Provably Efficient Exploration in Inverse Constrained Reinforcement Learning
This work addresses the challenge of improving sampling efficiency in ICRL for real-world applications where constraints must be inferred from expert data, representing an incremental advancement over existing methods.
The paper tackles the problem of inefficient sampling strategies in Inverse Constrained Reinforcement Learning (ICRL) for inferring constraints from expert behaviors, proposing a strategic exploration framework with two algorithms that achieve provably efficient constraint inference, validated empirically across environments with tractable sample complexity.
Optimizing objective functions subject to constraints is fundamental in many real-world applications.
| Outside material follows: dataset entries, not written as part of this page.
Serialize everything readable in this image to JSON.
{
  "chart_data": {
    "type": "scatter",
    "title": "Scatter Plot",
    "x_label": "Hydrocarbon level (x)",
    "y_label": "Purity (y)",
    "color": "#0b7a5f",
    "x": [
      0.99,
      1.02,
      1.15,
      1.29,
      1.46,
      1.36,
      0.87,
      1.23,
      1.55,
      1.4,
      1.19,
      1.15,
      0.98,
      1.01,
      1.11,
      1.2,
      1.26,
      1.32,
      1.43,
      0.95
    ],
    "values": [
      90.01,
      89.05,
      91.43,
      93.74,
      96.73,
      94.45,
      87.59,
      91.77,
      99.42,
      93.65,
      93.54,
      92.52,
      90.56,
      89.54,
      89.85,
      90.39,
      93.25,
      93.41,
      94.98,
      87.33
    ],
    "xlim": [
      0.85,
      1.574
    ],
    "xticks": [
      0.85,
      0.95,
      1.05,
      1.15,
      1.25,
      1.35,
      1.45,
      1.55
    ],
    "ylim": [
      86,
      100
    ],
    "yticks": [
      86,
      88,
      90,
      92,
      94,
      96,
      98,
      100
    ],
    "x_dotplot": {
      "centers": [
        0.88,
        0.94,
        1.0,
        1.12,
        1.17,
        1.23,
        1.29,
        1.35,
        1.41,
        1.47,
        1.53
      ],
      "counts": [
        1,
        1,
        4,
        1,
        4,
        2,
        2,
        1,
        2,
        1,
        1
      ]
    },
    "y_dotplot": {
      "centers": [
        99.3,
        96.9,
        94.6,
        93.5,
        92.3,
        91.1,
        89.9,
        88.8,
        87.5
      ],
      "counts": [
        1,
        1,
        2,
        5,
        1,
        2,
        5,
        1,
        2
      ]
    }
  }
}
However, these constraints are often not readily defined and must be inferred from expert agent behaviors, a problem known as Inverse Constraint Inference. Inverse Constrained Reinforcement Learning (ICRL) is a common solver for recovering feasible constraints in complex environments, relying on training samples collected from interactive environments. However, the efficacy and efficiency of current sampling strategies remain unclear. We propose a strategic exploration framework for sampling with guaranteed efficiency to bridge this gap. By defining the feasible cost set for ICRL problems, we analyze how estimation errors in transition dynamics and the expert policy influence the feasibility of inferred constraints. Based on this analysis, we introduce two exploratory algorithms to achieve efficient constraint inference via 1) dynamically reducing the bounded aggregate error of cost estimations or 2) strategically constraining the exploration policy around plausibly optimal ones. Both algorithms are theoretically grounded with tractable sample complexity, and their performance is validated empirically across various environments.